Für einige Marketingexperten mag es überraschend sein: Nachhaltigkeit beim Einkauf ist in den letzten 19 Monaten für die Verbraucherinnen und Verbraucher noch wichtiger geworden. Sage und schreibe 82 Prozent der Verbraucherinnen und Verbraucher sagen, das Thema Nachhaltigkeit habe heute einen höheren Stellenwert für sie als vor der Pandemie.1 Für Lorraine Whitmarsh, Professorin für Umweltpsychologie und Direktorin des Centre for Climate Change and Social Transformations, ist das ein Zeichen dafür, dass die Umwelt für viele ein zentrales Anliegen ist.
Während der weltweiten Finanzkrise im Jahr 2008 „rückte der Klimawandel sehr in den Hintergrund“, so Prof. Whitmarsh. „Inzwischen ist das Thema tief in den Köpfen der Menschen verankert.“ Umweltzerstörung und Klimawandel – Themen, denen 2019 so viel Aufmerksamkeit wie nie zuvor gewidmet wurde – seien im vergangenen Jahr sogar noch stärker in den Mittelpunkt getreten, betont die Professorin.

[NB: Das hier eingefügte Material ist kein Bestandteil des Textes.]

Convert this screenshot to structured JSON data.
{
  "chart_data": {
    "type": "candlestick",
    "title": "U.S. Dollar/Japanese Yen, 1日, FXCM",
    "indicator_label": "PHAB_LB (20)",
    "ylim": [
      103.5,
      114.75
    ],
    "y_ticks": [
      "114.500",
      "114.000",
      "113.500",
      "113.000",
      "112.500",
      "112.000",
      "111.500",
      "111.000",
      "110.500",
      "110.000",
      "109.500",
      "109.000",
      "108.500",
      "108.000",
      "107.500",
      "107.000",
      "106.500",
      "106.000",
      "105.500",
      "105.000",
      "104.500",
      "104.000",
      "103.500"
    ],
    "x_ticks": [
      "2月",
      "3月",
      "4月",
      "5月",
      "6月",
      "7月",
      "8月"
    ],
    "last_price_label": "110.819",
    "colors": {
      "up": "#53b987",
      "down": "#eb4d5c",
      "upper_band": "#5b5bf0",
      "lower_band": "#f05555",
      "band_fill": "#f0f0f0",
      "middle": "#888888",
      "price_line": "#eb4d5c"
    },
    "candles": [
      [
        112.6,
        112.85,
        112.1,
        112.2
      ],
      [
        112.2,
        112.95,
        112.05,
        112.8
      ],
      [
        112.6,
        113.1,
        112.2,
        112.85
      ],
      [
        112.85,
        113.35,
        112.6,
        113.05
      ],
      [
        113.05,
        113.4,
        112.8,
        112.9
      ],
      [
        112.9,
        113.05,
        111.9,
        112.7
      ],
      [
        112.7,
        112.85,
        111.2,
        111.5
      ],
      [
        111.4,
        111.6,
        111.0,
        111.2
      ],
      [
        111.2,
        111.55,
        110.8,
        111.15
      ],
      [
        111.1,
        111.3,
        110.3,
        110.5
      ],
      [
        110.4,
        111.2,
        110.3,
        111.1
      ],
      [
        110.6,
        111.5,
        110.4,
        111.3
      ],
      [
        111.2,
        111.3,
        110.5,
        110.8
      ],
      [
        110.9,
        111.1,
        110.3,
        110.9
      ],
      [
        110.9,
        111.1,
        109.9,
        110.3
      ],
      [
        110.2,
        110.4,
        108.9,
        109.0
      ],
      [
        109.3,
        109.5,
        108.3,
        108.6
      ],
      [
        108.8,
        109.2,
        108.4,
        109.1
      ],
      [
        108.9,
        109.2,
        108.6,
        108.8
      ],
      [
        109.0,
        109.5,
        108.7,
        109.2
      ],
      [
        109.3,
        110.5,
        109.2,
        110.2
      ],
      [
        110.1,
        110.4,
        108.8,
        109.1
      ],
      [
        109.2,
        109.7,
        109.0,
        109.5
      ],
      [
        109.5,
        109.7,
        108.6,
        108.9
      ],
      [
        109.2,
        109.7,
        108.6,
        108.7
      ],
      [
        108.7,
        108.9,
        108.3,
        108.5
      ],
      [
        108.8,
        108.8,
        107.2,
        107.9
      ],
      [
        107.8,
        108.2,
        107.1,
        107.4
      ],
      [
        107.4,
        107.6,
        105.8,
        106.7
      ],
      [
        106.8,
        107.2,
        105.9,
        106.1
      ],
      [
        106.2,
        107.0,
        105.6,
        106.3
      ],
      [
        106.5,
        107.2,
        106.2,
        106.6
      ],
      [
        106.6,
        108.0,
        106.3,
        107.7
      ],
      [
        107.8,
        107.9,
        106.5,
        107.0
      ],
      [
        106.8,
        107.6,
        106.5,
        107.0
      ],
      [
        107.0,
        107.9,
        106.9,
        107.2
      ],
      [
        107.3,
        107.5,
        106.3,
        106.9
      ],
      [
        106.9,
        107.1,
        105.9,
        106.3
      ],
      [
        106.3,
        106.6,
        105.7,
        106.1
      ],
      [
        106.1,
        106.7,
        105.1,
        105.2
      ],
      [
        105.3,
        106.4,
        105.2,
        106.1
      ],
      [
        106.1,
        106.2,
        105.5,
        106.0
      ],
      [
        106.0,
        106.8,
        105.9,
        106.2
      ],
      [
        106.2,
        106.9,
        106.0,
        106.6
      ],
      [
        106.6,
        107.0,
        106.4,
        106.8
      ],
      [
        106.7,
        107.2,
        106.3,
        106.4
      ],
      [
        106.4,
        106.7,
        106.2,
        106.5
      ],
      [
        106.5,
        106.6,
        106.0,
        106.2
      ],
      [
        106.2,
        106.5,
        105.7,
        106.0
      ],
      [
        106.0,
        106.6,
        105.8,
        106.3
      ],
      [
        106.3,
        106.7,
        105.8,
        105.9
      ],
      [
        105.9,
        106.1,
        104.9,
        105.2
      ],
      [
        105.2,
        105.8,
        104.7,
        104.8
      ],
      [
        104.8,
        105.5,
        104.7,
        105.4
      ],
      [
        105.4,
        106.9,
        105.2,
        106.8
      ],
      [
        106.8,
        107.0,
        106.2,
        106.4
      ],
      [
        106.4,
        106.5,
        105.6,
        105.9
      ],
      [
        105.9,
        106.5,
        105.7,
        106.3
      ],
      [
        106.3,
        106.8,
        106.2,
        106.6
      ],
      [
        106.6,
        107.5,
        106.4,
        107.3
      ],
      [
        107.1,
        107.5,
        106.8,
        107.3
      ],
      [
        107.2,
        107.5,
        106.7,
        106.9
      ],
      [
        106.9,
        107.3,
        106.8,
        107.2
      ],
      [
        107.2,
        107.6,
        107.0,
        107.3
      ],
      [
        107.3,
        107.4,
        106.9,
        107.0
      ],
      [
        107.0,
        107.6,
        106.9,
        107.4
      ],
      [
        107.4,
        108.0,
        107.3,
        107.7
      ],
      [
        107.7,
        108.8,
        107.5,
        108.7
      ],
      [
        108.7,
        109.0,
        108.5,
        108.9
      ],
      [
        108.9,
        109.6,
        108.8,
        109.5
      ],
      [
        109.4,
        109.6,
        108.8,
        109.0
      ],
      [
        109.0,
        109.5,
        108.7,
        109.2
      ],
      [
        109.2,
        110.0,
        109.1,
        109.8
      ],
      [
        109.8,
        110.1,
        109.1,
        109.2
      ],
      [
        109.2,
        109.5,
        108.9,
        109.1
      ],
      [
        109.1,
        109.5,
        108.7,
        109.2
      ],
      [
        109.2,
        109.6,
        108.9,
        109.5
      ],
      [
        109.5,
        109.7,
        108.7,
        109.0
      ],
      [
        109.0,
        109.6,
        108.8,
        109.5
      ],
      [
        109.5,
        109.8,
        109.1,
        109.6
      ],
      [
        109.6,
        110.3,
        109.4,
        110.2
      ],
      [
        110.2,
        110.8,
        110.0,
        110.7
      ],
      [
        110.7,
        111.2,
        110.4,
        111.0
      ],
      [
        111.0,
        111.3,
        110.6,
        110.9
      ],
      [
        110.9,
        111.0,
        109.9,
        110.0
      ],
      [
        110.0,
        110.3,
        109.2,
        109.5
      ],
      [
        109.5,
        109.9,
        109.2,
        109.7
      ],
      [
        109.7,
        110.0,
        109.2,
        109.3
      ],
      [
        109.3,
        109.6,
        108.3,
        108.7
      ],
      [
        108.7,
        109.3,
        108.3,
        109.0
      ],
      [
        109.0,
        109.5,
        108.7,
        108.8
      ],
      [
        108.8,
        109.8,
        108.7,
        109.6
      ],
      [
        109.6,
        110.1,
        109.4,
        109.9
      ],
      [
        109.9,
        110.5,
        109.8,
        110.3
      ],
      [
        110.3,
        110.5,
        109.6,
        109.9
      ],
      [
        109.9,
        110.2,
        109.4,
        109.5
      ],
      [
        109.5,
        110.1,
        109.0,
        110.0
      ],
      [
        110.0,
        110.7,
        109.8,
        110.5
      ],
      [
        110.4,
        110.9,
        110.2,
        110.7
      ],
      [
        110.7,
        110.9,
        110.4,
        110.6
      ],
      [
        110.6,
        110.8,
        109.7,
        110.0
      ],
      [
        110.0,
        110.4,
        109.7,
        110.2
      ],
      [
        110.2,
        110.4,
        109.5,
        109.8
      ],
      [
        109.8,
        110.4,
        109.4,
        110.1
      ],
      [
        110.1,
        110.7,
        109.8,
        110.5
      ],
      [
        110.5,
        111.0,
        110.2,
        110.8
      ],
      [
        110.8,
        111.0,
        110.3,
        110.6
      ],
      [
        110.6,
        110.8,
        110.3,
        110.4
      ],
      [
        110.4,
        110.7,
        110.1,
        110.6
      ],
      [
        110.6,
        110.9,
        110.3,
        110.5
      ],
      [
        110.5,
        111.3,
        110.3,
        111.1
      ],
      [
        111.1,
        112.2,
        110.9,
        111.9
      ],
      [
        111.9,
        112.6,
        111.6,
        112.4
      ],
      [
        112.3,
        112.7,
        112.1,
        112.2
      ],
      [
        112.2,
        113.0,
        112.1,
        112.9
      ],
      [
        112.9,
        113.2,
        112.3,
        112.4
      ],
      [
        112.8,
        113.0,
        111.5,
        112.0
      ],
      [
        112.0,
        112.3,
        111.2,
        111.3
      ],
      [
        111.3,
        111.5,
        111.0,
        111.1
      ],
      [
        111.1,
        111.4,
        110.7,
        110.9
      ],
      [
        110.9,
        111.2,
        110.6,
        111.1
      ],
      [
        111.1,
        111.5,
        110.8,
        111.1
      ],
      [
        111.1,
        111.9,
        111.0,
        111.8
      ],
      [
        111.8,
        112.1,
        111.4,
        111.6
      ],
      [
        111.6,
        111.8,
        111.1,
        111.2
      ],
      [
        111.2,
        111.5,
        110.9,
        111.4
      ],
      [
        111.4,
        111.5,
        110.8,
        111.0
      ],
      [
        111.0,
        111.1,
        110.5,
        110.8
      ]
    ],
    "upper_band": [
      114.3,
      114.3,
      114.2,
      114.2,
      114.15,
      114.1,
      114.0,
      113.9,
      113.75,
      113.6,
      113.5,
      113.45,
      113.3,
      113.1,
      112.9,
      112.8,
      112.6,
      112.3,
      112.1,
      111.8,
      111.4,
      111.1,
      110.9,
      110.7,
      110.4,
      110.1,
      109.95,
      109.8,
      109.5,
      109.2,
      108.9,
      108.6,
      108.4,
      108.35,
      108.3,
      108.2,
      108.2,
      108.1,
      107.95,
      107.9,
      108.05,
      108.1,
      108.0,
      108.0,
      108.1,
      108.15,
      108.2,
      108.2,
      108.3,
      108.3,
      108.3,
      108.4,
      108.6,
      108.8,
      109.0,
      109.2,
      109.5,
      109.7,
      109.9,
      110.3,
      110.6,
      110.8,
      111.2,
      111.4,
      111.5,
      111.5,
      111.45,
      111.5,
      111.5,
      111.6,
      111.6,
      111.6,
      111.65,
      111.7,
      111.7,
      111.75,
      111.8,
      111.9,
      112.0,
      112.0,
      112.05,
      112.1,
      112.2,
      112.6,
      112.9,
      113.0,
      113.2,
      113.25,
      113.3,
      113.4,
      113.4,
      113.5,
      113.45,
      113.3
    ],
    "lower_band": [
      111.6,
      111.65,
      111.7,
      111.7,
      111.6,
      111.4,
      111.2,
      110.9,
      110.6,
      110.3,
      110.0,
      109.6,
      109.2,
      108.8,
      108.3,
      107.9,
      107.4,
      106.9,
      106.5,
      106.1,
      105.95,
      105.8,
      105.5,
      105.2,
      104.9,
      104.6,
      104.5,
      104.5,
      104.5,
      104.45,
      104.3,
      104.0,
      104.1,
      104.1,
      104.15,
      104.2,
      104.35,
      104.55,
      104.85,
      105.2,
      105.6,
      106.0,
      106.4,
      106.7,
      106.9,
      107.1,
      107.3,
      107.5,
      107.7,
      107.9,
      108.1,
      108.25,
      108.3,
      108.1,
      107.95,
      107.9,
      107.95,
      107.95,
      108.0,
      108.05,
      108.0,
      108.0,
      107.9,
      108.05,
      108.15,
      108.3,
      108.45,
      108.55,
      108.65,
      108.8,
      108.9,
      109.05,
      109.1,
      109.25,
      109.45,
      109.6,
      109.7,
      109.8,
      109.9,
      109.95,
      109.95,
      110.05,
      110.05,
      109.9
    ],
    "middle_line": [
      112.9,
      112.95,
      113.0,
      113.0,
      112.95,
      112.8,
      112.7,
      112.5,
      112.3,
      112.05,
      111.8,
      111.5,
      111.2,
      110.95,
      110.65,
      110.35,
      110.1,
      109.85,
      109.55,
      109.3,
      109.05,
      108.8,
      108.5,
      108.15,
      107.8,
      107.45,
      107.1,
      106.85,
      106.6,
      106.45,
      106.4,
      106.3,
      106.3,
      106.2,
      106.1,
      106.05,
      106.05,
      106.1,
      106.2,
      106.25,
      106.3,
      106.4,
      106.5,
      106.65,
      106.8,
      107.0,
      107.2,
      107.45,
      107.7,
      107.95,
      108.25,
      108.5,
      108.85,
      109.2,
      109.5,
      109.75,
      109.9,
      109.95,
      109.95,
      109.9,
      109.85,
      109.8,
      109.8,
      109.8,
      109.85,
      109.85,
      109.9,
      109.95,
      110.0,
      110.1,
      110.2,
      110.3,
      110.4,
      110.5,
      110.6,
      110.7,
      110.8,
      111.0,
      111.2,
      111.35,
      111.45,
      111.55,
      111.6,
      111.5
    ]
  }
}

Marken können Verbraucherinnen und Verbraucher dabei unterstützen, nachhaltige Entscheidungen in ihrem Alltag zu treffen. 78 Prozent der von uns befragten Verbraucherinnen und Verbraucher sind der Ansicht, dass Großunternehmen in Sachen Klimawandel eine tragende Rolle spielen sollten.2
Viele Marken arbeiten daran, dieser Rolle gerecht zu werden, und möchten verstehen, was genau Nachhaltigkeit für den Einzelnen bedeutet. Wir haben Daten aus der Google-Suche auf bestimmte Muster hin analysiert und dabei herausgefunden, dass Konsumentinnen und Konsumenten ein nachhaltiger Lebensstil immer wichtiger wird. Außerdem sind wir der Frage nachgegangen, was sowohl Verbraucherinnen und Verbraucher als auch Experten antreibt. Auf dieser Grundlage haben wir drei Trends im Bereich Nachhaltigkeit bei Verbraucherinnen und Verbrauchern identifiziert, die Unternehmen aufgreifen und zur aktiven Unterstützung eines umweltfreundlicheren Lebensstils umsetzen können.
Das Thema Nachhaltigkeit positiv kommunizieren
Inmitten der vielen neuen Herausforderungen konzentrieren sich Verbraucherinnen und Verbraucher weniger auf drastische Veränderungen, sondern vielmehr auf einfache nachhaltige Maßnahmen, die sie auch tatsächlich in ihrem Alltag umsetzen können.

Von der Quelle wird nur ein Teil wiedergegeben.